Main pathways involved in sorghum seed development
To identify the active cellular processes in developing sorghum seeds, we employed a k-means clustering methodology, which revealed 12, 16, and 15 co-expression clusters in the early whole seed, embryo, and endosperm, respectively (Fig. 4a, b; Supplementary Fig. 7; Supplementary Data 6). In early whole seeds (1–9 dpa), clusters c1–c6 (1–5 dpa; early stage) were enriched in genes controlling cellular growth, proliferation, and fundamental structures essential for seed development (Supplementary Fig. 7). In contrast, clusters c7–c11 (5–9 dpa; middle stage) were enriched in processes related to embryo development and storage compound accumulation like starch biosynthesis, which aligned with SEM imaging showing starch granules emerging at 5 dpa. Genes constitutively expressed from 1–9 dpa (c12) were associated with endosomal vesicle fusion, vacuolar acidification, Nicotinamide Adenine Dinucleotide (NAD) biosynthesis, organelle fusion, vacuole organization, and embryo development.
a Expression patterns of co-expression clusters for the embryo. b Expression patterns of co-expression clusters for the endosperm. These patterns are organized according to the sample timepoints at which they peak. Functional categories enriched within different co-expression clusters for the embryo and endosperm are listed, reflecting various stages of sorghum seed development. For each gene, the RPKM value is displayed, normalized in relation to the maximum RPKM value observed for that gene across all timepoints.

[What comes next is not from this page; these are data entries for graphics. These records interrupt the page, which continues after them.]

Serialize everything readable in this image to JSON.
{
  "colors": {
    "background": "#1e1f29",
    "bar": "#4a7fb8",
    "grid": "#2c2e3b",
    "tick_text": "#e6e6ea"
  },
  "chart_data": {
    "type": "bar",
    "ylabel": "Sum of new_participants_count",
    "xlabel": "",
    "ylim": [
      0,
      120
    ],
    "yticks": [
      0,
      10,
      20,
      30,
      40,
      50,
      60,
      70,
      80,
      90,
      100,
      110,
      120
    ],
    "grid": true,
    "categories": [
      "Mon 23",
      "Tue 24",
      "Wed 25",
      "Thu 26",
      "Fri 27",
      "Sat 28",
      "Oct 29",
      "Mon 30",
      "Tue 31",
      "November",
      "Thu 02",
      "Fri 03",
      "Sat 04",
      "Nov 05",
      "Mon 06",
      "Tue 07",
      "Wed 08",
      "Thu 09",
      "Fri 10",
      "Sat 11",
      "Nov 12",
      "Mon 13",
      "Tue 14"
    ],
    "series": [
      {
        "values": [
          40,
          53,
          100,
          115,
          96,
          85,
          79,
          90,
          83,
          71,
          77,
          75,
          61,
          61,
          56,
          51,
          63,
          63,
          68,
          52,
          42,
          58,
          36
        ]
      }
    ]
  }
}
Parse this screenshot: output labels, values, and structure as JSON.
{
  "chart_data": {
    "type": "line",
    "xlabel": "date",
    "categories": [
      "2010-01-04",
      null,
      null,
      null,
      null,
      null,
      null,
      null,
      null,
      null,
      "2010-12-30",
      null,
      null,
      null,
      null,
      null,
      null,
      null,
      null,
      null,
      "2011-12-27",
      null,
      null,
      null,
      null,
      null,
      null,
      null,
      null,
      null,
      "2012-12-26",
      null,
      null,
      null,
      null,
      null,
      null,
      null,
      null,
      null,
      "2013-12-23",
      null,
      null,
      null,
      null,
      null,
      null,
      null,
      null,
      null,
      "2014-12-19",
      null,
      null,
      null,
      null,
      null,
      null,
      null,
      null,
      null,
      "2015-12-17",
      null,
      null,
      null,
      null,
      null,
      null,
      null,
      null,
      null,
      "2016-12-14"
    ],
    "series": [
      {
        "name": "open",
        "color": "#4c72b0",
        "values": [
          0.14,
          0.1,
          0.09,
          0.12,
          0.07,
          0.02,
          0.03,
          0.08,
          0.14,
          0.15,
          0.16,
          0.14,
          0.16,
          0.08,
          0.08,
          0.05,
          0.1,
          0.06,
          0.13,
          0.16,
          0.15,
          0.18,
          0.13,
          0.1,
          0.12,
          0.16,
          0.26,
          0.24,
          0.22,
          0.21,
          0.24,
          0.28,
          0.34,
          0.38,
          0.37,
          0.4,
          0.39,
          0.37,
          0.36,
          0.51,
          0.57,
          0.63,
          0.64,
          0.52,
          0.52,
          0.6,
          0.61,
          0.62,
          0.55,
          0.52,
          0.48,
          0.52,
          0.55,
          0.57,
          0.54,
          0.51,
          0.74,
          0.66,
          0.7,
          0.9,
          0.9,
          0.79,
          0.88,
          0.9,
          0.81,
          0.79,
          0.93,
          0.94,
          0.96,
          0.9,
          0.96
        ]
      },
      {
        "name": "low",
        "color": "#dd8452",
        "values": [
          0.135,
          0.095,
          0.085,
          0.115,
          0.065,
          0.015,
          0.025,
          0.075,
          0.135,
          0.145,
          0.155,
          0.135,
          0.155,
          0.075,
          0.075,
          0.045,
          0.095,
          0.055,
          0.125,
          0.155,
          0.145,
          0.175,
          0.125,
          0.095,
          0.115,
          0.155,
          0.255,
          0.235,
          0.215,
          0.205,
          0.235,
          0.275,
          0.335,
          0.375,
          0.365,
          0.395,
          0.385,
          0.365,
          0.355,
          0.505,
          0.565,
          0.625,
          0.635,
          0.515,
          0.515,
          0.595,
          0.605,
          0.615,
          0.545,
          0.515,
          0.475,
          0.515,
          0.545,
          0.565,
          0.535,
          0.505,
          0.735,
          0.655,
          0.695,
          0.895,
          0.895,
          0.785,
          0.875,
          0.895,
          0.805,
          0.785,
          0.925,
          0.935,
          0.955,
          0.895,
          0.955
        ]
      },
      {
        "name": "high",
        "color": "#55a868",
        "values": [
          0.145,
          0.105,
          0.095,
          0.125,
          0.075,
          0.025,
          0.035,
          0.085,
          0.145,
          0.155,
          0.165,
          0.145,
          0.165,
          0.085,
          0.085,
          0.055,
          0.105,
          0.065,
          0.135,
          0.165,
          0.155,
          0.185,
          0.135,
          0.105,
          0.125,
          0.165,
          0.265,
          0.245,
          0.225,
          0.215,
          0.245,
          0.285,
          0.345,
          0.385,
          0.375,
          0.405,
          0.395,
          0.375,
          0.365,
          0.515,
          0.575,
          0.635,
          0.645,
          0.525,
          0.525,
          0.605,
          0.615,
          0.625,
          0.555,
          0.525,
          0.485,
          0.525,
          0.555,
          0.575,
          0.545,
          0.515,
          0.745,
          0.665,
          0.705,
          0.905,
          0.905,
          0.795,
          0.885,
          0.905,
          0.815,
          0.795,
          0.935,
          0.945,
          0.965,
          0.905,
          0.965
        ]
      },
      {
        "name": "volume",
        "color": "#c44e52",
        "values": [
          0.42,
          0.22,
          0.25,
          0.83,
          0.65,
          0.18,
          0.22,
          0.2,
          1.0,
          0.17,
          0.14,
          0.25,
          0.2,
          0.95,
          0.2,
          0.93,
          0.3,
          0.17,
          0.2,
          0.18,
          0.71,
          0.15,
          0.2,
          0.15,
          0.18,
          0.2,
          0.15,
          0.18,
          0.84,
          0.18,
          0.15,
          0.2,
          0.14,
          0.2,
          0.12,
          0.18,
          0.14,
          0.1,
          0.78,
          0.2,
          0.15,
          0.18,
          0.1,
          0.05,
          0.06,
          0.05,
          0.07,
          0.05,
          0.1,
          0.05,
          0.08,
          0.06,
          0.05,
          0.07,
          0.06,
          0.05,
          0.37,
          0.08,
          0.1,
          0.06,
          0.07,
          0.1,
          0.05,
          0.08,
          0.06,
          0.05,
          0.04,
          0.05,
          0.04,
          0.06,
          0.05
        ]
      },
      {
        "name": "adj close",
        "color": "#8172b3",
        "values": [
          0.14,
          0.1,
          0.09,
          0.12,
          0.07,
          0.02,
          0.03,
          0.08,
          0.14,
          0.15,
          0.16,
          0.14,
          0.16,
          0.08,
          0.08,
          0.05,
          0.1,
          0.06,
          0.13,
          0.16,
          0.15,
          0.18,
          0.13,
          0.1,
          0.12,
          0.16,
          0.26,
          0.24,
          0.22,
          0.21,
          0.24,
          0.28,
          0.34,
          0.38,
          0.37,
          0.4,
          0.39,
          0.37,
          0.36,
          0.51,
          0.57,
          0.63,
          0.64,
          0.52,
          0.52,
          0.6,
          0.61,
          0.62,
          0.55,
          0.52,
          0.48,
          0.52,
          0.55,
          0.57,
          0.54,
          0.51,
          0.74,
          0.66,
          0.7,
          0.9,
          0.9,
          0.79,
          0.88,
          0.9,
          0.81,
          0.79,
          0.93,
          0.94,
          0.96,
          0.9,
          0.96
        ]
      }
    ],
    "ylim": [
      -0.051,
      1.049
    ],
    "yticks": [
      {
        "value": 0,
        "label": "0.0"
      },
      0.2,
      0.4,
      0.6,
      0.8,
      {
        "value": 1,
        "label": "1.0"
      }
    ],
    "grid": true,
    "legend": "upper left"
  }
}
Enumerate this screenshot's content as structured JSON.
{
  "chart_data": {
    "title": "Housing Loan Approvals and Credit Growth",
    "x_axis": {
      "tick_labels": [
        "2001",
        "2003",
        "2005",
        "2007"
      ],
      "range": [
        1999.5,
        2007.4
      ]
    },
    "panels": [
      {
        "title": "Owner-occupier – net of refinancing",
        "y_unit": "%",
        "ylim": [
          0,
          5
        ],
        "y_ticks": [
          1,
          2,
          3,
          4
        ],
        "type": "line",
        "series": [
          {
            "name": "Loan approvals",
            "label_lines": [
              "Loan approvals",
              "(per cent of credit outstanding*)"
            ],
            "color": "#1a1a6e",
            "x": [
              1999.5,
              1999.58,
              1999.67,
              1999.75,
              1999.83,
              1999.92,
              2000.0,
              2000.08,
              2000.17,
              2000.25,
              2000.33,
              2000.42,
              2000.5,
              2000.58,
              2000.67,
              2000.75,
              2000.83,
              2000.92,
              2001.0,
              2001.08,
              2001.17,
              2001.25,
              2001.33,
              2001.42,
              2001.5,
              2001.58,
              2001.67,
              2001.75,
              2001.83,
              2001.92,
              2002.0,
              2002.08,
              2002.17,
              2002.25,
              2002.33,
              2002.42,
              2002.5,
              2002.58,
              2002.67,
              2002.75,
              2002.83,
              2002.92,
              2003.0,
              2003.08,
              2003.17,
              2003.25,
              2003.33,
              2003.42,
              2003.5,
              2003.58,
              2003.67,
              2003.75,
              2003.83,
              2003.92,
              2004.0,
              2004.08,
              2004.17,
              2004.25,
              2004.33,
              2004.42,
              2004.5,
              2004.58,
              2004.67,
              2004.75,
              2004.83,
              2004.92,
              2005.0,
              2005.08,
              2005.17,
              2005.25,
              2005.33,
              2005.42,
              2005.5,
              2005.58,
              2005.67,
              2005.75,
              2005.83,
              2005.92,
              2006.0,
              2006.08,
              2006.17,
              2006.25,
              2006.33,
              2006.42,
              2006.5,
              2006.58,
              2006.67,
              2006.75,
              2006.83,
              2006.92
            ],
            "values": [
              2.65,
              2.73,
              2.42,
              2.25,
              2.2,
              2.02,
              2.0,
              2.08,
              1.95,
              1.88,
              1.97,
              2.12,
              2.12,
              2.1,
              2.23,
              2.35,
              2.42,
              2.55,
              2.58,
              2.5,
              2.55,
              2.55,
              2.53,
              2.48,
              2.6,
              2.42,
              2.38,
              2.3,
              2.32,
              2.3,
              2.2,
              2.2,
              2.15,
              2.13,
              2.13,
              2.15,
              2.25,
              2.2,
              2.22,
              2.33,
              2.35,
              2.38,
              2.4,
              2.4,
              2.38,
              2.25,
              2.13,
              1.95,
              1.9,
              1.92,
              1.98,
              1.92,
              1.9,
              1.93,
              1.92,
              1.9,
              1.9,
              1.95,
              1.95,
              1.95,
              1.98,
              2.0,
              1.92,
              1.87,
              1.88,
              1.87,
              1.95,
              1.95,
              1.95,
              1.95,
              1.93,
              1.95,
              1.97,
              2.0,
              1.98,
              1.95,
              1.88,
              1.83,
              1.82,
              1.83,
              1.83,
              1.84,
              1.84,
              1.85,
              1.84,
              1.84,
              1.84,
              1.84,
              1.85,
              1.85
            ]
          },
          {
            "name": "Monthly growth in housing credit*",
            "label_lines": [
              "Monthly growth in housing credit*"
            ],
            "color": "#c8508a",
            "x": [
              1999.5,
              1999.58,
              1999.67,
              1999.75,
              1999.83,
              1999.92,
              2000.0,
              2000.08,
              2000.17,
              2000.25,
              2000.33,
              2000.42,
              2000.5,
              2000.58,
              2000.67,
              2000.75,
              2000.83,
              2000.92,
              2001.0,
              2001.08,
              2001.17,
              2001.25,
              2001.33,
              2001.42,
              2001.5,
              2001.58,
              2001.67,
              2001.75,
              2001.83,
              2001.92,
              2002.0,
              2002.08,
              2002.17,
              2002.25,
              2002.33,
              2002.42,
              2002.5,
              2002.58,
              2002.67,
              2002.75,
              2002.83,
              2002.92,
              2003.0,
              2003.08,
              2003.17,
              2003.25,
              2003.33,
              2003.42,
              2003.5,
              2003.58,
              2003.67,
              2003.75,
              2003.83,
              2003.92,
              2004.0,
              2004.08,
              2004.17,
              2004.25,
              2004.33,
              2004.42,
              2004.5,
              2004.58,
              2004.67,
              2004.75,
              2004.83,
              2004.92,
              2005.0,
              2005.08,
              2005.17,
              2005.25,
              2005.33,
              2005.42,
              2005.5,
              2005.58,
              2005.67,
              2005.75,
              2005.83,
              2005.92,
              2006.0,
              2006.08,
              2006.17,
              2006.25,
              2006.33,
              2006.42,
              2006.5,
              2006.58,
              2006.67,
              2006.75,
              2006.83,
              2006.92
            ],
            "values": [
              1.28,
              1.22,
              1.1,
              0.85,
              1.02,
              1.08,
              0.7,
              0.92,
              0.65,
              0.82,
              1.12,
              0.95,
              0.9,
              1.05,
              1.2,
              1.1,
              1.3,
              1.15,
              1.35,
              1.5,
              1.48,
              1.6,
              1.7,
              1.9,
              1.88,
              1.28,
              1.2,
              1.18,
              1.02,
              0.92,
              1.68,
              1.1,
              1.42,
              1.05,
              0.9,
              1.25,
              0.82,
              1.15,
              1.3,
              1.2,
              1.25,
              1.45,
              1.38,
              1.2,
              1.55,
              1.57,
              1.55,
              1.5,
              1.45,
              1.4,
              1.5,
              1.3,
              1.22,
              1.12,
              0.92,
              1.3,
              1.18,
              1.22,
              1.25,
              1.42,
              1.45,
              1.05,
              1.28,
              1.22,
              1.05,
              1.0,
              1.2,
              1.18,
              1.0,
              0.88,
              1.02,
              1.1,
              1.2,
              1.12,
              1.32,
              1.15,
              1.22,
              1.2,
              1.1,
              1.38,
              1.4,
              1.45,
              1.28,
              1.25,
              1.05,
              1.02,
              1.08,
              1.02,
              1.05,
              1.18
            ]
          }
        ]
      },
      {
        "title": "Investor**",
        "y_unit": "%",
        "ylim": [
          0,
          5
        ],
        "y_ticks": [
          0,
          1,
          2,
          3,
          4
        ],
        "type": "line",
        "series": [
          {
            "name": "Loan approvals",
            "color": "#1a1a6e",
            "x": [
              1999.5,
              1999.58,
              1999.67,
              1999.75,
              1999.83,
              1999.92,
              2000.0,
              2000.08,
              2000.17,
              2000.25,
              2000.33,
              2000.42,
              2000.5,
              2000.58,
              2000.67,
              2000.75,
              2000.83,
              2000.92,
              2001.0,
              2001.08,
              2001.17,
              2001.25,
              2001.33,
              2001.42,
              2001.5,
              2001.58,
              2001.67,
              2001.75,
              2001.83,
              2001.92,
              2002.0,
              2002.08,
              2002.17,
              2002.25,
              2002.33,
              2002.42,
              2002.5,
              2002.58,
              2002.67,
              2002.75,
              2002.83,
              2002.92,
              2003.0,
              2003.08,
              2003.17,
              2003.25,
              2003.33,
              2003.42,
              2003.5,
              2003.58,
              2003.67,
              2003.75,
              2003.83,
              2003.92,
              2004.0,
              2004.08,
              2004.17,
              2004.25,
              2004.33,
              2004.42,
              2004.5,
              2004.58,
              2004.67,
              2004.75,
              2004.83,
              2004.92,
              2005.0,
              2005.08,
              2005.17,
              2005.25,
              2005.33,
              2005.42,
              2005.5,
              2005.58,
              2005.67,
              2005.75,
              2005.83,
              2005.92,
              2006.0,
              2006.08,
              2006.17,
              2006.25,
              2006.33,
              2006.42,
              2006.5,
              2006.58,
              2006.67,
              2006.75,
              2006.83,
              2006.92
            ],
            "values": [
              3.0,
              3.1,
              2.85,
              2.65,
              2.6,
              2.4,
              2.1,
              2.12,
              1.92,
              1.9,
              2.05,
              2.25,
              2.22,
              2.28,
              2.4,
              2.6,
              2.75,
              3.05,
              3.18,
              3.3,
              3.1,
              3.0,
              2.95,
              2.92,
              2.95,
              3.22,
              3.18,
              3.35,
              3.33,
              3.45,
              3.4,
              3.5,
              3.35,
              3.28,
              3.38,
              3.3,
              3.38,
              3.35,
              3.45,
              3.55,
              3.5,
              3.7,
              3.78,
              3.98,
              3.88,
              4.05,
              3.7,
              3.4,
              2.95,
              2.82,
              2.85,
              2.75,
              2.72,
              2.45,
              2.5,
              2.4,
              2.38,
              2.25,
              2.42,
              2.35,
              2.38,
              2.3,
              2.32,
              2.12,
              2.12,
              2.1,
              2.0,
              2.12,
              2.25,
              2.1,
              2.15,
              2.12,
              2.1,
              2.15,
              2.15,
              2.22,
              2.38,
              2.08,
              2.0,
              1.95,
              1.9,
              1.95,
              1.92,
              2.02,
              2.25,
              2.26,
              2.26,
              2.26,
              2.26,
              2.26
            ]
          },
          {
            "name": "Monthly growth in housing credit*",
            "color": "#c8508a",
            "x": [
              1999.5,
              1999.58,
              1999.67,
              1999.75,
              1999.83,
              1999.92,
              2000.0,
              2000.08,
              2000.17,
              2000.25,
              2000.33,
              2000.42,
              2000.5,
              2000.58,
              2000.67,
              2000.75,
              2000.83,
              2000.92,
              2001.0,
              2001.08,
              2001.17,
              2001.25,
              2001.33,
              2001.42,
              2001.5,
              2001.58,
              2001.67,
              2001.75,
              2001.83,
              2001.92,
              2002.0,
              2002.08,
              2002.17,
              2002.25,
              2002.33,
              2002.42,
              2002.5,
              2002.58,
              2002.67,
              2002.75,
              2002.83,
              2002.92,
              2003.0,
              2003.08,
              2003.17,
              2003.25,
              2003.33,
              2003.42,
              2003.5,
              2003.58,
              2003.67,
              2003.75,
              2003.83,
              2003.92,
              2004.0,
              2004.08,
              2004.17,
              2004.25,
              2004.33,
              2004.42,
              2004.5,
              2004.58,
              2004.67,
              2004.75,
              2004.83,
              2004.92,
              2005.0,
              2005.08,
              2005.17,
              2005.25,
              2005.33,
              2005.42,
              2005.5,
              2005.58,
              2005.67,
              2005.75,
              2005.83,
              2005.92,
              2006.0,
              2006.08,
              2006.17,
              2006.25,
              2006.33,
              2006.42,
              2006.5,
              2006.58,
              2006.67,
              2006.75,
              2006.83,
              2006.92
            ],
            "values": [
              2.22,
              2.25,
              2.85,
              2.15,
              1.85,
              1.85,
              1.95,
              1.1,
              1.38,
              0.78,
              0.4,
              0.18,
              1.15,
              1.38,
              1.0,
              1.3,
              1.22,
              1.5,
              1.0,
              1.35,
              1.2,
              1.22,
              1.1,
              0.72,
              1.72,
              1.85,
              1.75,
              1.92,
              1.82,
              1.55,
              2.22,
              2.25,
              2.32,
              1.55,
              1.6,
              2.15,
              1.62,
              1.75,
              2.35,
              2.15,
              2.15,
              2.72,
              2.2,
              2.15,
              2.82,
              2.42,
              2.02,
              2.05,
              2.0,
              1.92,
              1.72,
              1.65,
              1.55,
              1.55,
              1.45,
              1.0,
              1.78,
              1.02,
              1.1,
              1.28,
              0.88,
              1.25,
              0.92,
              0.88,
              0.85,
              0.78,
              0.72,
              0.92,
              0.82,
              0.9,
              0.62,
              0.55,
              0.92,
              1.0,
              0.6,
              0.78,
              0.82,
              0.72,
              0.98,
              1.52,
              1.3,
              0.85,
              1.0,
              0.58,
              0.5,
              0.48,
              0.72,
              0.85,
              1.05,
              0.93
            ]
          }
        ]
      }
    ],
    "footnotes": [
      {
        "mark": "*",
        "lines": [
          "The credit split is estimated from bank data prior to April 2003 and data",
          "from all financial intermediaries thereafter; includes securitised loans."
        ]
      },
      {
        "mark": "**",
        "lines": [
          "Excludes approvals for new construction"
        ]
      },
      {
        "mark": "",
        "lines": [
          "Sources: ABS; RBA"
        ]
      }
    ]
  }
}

In the embryo samples, primary active pathways were related to cell division, fatty acid biosynthesis, and embryo development. The middle stage (c1–c7) of embryo development (10–18 dpa) was enrichment in pathways regulating cellular processes, including the cell cycle, starch, and amino acid biosynthesis. The later stage (c8–c15; 19–25 dpa) indicated active embryo growth with enriched fatty acid and lipid biosynthesis pathways, suggesting a crucial role in providing energy and nutrition. Genes in c16, expressed across all stages, were enriched for embryo development, protein folding, membrane organization, and transport, indicating their fundamental roles across all timepoints (Fig. 4a).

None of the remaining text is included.